Network failures between nodes.
Node failure.

These all need to be tracked and dealt with by the nodes above them in the system. However, transactions are not aborted by a single failure within the transaction graph. The responsibility for aborting and cleaning up transactions lies with the transaction coordinator (or owner). This means error reporting doesn’t stop due to one failure - you can get more information about the errors if it continues.

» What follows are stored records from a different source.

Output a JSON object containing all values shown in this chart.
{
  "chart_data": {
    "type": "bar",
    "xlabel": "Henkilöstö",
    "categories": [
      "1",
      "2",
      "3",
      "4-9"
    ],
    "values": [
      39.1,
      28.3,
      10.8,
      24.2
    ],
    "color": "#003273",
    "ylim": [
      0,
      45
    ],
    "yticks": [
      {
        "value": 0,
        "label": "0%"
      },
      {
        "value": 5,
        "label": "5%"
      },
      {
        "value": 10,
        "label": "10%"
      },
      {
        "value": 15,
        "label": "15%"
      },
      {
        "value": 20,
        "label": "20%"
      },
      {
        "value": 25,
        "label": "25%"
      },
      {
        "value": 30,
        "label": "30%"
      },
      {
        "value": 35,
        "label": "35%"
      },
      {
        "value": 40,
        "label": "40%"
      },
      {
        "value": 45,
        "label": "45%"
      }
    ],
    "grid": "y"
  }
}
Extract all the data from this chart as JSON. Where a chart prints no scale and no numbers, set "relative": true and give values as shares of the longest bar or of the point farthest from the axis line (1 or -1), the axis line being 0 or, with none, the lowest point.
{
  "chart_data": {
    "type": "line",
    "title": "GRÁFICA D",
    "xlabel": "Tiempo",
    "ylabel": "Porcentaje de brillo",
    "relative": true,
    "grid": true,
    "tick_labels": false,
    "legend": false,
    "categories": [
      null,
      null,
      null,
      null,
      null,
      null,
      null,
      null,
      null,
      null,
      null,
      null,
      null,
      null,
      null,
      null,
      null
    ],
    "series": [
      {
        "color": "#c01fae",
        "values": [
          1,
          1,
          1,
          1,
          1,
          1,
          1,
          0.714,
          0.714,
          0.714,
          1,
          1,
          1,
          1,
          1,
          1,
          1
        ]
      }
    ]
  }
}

Within the transaction tree different messages can be passed up or down the tree. Responses to the requests flow up from servers to clients. However, transaction managers on the client can make 3 requests from the server:

Vote request: If the coordinator wants to commit the transaction, it asks all the nodes to vote on if this request should commit or abort. Notes then respond with vote-commit or vote-abort.
Abort request: Similarly if the coordinator wants to inform nodes that it is aborting the request, it sends an abort request. Then servers say when they are ready to abort the request.
End commit/abort: Lastly to note the request has been fully completed it sends a message to say the commit or abort has completed.

In the case of the transaction origin failing with a different transaction coordinator - in this case the transaction coordinate propagates the abort to all nodes in the transaction tree.

The advantage of bundling the IPC and recovery mechanisms is that the recovery mechanism is simpler. Any failed request you can walk through the nodes and find out what happened. There is also no extra communication for recovery as it comes built into the IPC protocol.

An important note is that the OS implements the mechanism but not the policy itself. It is up to the subsystems to implement the recovery policies it needs for the state it is managing. This allows them to fine tune how impactful this recovery mechanism is on the service. Nodes uses a similar mechanism to LRVM for logs - and it is also up to the node how regularly it needs to write a redo logs to disk. In the Quicksilver case it is possible for clients to do a ’log force’ to make the servers write logs to disk however, this impacts performance for ALL clients of this server.